Step 3: Be curious. Ask the part what she or he is worried about. The assumption is that parts are activated because they are triggered and experiencing past-related fears. Children need to know that people hear their worries and take them seriously, or they don’t feel safe. Listen to the words that come up, even if they don’t make sense to you, and then reflect the words back to the part: “It sounds as if you feel really worthless and unlovable.” Make sure to ask: “Is that right? Am I getting it?” That lets the part know that you are really listening and really trying to connect and help. Sometimes, parts worry that they will have no place in the adult’s current life, and those fears must be reassured for Step II to be effective. Sometimes when you have parts that are very young, they don’t speak in words: they speak through feelings and body sensations. For example, you might ask, “What are you worried about if I go to my friend’s birthday celebration?” and then get no verbal response but instead a physical response, like fear or shame. Assume the feeling or tension is a communication, and reflect it back, “It sounds like you’re afraid that people will see you … Is that right?”

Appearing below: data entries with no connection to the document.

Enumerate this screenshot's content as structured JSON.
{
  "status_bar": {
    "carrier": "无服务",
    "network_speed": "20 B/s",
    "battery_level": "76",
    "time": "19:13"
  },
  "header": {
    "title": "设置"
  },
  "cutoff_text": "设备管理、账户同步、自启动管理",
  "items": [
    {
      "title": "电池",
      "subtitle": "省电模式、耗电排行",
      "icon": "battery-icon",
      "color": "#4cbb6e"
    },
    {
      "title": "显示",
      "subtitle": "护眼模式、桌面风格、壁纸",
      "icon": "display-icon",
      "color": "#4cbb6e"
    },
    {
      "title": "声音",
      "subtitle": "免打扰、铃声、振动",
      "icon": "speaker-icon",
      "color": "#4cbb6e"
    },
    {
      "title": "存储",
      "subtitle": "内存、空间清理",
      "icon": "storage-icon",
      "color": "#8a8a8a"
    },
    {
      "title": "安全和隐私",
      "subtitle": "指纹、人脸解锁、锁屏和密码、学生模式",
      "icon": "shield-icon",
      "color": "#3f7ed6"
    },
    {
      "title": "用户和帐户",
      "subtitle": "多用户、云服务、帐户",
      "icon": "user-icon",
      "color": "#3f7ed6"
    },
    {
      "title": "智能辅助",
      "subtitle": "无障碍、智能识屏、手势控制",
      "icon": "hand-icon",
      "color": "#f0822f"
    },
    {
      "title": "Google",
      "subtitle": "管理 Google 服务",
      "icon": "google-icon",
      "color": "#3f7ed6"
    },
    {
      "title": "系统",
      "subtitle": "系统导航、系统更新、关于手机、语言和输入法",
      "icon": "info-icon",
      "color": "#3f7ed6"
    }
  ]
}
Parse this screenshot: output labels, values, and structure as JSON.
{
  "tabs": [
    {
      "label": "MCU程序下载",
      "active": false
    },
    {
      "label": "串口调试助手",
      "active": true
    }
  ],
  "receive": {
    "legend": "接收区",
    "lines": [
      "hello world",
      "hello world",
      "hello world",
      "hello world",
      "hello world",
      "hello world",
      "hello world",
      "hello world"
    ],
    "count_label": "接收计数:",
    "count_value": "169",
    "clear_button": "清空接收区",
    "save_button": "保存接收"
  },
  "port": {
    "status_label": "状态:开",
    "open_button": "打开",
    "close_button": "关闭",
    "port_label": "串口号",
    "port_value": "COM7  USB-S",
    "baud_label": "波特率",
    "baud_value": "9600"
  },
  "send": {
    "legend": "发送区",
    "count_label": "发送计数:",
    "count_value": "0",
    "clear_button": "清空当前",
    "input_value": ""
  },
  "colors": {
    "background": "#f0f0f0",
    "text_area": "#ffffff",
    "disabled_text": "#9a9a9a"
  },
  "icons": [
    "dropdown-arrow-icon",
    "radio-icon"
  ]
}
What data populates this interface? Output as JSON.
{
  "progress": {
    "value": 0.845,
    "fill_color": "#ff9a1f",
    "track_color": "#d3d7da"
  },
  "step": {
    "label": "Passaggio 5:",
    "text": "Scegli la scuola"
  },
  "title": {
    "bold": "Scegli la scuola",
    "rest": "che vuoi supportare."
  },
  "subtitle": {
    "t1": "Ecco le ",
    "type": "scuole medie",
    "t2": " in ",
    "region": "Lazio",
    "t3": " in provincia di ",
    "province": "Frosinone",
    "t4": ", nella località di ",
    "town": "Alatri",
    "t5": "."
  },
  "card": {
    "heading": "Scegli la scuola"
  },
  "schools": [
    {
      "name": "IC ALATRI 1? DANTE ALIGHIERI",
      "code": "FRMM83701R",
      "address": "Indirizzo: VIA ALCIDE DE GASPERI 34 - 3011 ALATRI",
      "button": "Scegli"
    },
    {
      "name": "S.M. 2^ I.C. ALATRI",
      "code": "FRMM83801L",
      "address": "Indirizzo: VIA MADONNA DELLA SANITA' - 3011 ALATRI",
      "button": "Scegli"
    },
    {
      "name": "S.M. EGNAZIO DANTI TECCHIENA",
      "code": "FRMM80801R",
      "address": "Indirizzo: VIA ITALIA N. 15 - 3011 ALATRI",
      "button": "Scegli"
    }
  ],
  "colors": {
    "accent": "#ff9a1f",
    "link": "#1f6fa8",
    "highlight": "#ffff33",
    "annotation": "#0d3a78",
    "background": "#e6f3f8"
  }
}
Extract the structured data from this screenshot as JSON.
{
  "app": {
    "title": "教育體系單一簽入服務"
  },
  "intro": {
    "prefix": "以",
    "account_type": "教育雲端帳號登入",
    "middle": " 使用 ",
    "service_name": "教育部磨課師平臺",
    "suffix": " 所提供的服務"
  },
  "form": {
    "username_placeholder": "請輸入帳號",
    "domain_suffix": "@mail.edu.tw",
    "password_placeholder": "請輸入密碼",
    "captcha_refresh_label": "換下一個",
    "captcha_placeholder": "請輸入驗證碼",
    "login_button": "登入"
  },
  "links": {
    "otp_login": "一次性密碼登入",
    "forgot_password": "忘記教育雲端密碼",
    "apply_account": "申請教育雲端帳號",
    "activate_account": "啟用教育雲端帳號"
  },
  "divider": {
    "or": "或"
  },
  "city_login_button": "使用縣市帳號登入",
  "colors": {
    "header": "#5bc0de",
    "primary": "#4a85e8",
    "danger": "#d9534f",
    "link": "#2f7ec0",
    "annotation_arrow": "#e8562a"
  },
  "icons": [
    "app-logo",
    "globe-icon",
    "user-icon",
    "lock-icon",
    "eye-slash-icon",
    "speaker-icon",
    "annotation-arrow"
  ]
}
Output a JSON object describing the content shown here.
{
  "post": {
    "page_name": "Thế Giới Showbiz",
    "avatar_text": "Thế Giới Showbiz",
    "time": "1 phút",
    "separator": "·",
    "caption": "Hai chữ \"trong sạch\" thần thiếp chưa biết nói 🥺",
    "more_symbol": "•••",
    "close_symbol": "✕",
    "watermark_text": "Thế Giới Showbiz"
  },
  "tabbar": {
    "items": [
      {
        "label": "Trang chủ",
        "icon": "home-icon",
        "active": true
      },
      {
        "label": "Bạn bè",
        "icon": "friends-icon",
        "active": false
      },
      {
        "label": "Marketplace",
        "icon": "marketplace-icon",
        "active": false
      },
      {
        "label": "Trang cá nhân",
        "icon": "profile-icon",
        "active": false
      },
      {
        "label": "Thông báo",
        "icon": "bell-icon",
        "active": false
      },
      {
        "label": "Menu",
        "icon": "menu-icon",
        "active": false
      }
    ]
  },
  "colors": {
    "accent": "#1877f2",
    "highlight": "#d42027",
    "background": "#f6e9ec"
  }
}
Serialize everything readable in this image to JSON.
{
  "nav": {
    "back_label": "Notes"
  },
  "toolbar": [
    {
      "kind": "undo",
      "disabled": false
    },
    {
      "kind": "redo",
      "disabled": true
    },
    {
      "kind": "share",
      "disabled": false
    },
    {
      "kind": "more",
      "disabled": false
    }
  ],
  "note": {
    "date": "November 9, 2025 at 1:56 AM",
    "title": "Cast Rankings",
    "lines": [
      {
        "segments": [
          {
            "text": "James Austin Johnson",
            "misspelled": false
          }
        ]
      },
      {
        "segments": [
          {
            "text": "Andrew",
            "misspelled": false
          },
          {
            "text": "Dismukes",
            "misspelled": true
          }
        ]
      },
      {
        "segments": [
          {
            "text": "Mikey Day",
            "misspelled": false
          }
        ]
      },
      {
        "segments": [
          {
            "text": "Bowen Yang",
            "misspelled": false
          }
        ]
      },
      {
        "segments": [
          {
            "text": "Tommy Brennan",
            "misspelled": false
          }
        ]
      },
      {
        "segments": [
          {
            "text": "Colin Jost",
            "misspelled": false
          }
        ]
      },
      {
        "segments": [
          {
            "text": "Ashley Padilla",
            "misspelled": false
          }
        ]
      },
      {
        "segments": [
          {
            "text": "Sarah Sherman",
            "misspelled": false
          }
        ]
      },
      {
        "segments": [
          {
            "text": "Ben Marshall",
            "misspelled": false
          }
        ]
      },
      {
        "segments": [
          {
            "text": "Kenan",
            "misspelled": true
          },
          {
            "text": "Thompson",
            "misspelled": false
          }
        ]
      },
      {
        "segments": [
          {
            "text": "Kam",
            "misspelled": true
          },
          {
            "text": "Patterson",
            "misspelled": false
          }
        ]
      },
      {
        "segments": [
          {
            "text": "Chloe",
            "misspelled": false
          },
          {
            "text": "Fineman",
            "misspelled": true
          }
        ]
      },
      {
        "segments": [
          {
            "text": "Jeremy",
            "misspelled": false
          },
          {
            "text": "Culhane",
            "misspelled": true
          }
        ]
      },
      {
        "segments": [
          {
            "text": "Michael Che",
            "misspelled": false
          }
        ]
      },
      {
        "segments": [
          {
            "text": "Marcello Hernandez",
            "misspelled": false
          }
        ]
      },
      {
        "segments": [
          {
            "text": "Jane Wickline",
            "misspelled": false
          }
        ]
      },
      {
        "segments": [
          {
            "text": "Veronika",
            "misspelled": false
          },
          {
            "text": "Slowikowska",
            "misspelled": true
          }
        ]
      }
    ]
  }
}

Step 4: Explore the underlying fears. Usually, the underlying fear is a variant on the theme of “something bad will happen” which has gotten projected onto current triggers. Often we have to explore several levels of fear to get to the core fear. Ask the part again:
“What are you worried about?” No matter what feeling or words come up (anger, sadness, shame, guilt, fear), assume that this part is not comfortable with the feeling and is worried about something.
Then, once you have that next layer of worry, ask: “And if that were to come true, what would you be worried about?” (The questions should be as concrete as possible and tied to the expressed fear of the part, even if the fear doesn’t make sense.) Usually, the answer is “safety,” which then requires another question: “How would he or she be unsafe if this happened?”
It usually takes 2 to 4 questions along these lines to get to the core fear, usually a fear connected to the trauma in some way: “I’ll be alone,” “I would be trapped,” “It would be too much—I would just shatter.”
Step 5: Identify some type of corrective experience that can be provided by the adult self directly to the part, something that the part didn’t get back then, like validation, support, comfort, care, reassurance, or protection. These fears come from long ago, even though they feel connected to right now because they are happening in the present moment. They are the fears of child parts who don’t know that you are an adult with strengths and resources and who has safety under your control most of the time, certainly compared to when you were a child. Ask the worried part, “What do you need from me right here, right now, to not be so afraid of _________?” In most cases, the answer the part gives is: “I need to feel that you, the adult, are there with me and not as scared as I am.”
Step 6: Focus on how the adult you are today can provide a corrective experience for the child you once were. Child parts can be afraid that if the adult is scared, too, or overwhelmed, there really will be danger, and no one will be there to help the child part. I stress to my clients that an adult would only be afraid of a real danger, not afraid of past dangers happening again exactly the same way. The adult can reassure the child parts that right now they are not alone—they’re with you. Or reassure them that nothing bad is happening—they’re just remembering how scary it was then. If words don’t calm the body or the emotions, you can do something physical to communicate safety: for example, put a hand over the part of the body where the anxiety is felt (the chest, stomach) or lengthen your spine by gently stretching it from the middle of the back upward or stand up and walk around to demonstrate how tall and strong you are. You can also reassure the part through imagining being there with her … What would you want to do if you saw him feeling this way? Take his hand? Pick her up? Take her away from that place?
Step 7: Practice! The more you practice these skills, the easier it will be to recover from crises and avoid them. Remember every crisis results from some part getting triggered and reacting out of fear or shame or anger.
The key is communicating a real commitment to the parts that, from now on, you will listen to them, take their fears seriously, connect to them with compassion, and try to provide the protection and support they have been waiting for.